Thursday, April 13, 2006

The cure-all for life or Public School Utopia

When we were talking in class tonight, I kept thinking about something I'd read in the last couple of weeks. However, as I mentioned here previously, all of the reading I'm doing seems to be running together and I can't ever remember where I read something, or which brilliant person said it (all of the authors of these works would cringe knowing grad students are getting them all confused... surely it's not the fame they wished for...). Anyway, I decided that it was from Pinar's What is Curriculum Theory? book, and found what I was thinking about.

I had listened to the first part of the Oprah show Tiffany mentioned in class on my way to class Tuesday afternoon. I too, was glad that education was being mentioned, and at least the show did talk to and use the work of Jonathan Kozol, citing his new book Shame of the Nation.
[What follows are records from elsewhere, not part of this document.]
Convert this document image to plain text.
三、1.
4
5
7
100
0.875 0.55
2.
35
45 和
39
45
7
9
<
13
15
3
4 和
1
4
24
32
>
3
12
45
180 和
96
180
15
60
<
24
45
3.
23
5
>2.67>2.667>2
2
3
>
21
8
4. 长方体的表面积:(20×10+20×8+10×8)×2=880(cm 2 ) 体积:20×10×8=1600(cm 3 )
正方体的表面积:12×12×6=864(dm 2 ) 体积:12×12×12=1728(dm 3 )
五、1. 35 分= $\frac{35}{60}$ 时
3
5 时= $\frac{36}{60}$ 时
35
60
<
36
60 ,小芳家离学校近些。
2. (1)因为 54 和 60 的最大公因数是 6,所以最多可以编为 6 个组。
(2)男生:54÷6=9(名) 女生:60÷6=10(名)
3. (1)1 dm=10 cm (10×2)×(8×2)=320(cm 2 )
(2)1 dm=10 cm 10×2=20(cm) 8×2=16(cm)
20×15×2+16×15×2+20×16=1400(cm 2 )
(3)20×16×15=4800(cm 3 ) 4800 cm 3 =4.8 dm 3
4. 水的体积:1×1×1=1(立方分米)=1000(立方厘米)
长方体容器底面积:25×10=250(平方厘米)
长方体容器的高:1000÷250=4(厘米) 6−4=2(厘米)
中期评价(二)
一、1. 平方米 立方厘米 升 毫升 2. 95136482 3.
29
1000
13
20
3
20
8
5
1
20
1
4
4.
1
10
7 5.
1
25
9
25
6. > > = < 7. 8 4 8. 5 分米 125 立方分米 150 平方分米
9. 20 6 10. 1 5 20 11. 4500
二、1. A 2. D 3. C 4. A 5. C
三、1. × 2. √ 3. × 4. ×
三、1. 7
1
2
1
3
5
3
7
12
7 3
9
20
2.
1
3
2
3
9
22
Otherwise, I felt like it was another strike by business and the media on public education.

So, in his book, Pinar has an affinity for the historian Christopher Lasch, and quotes his work quite a bit throughout the chapters. In the final chapter, titled "Education of the American Public," Pinar writes about how we as educators, must begin to work to turn the tide, claim our positions as intellectuals in society, and initiate true reform based on social equity rather than flawed business approaches. In this chapter, he uses some quotes from Lasch on page 255:

"Schooling is not a cure-all for everything that ails us."

"If there is one lesson that we might have been expected to learn in the 150 years since Horace Mann took charge of the schools in Massachusetts, it is that schools can't save society."

What is the role of the school and what is the role of the teacher? Are teachers caretakers, instructors, guides, social workers, stand-in parents, or professional intellectuals? Can they really be all of these at once? Can schools survive increasing requirements and regulations to manage both children and phenomenon which are often beyond their reach and outside their control? And why do politicians, the business world, the media, and popular opinion in the public realm continue to believe that schools can fix everything? Why do they think that schooling can save society? Why is such a powerful and critical burden placed in the hands of people who are paid and respected so little?

Pinar, W. F. (2004). What is curriculum theory? Mahwah, NJ: Lawrence Erlbaum.